И снова прервётся и посмотрит на меня выжидательно.
— Это цитата? — спрошу его я.
— Разумеется. Кроме цитат, уже вообще ничего не осталось.
Весь человечий язык — цитата.
Я промолчу.
— Но мои картинки, как ты сам видишь, не таковы. Они представляют собой отнюдь не очередную цитату, а единственное великое открытие той смехотворной эпохи — улёт в пространство!
Он посмотрит на меня торжествующе и продолжит — немножко как попугай:
— В моё время было множество экипажей, коней, омнибусов, поездов, самолётов, поездок и полётов — но ни одного подлинного улёта! Послов, красоток, миллионщиков, актёров и президентов возили, словно калек или младенцев, в длинных ревущих автомобилях, окружённых мотоциклами и алчущими фотографами. Будто им отрезали ноги, как говаривала моя бабушка. Но я, как ты сам понимаешь, летал не на бензине и не на электричестве. Я просто взлетал, как гусь, улетал — и не возвращался! Раз — и нету! Как скворец или шмель: жжжижижи! Это я и называю: улёт!
И с улыбкой он добавит:
— Таково истинное перемещение в пространстве: с планеты ли на планету или из сеней в огород.
Тут среди гравюр, которые я буду перебирать, возникнет одна, не относящаяся к путешествиям Гулливера.
На ней будет изображён диковинный парад пьяных планет — картинка, заключающая в себе поистине океаническую нездешность.
— Сие я нарисовал, когда в последний раз улетел из окна, — Гранвиль произнесёт эту фразу с какойто особой нежно стью. — К тебе, понимаешь? И помни: невозмутимость мудрецов — это всего лишь умение скрывать свои чувства в глубине сердца.
Тут я вспомню, что он покончил с собой, выбросившись из окошка.
Под этой гравюрой в папке уже ничего не будет — только самый последний чистый обрывок ватмана.

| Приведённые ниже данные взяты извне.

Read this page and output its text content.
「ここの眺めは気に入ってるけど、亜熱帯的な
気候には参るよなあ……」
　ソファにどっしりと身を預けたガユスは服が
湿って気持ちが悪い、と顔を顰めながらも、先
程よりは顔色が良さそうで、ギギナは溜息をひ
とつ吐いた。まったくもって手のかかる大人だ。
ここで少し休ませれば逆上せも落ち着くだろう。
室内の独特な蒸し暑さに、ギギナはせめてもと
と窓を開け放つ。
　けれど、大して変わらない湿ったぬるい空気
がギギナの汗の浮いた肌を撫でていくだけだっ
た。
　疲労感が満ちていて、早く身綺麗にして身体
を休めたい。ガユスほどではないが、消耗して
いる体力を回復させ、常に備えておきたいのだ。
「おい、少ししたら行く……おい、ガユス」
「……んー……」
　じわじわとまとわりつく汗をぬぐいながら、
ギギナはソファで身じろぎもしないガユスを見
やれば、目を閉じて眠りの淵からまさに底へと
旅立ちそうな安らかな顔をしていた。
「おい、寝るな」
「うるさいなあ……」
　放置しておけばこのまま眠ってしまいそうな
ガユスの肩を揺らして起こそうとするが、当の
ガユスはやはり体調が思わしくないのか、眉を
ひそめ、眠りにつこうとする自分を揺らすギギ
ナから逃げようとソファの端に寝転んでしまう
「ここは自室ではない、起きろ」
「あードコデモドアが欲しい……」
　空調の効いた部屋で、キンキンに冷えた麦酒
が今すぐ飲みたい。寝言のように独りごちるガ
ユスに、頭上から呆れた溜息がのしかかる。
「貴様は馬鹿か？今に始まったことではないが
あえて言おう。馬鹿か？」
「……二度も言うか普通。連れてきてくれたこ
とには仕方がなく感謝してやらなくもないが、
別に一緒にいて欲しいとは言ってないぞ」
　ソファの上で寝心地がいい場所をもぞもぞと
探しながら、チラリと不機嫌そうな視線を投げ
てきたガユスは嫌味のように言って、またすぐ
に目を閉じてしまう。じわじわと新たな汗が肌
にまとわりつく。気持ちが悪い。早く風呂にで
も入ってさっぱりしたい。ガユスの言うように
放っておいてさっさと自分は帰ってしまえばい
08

— А эта картинка нарисована чернилами, которые твои глаза ещё не могут увидеть, — скажет, улыбаясь, мой посетитель. — Милая вещица, не правда ли? Если она тебе нравится, можешь взять её в память о будущем друге.
Я поблагодарю его и положу подарок на исхудавшую грудь. Тут Гранвиль даже не встанет и не попрощается, а просто улетит по своей привычке — незаметно, мгновенно, неизвестно куда.
А я останусь лежать и смотреть на пустой кусок бумаги, на котором скоро, совсем уже скоро возникнут линии, которые нарисует ктото неизвестный, — материалами, ныне запрятанными глубоко в недрах планеты.
Улёт — это путешествие подальше, чем на бразильские курорты.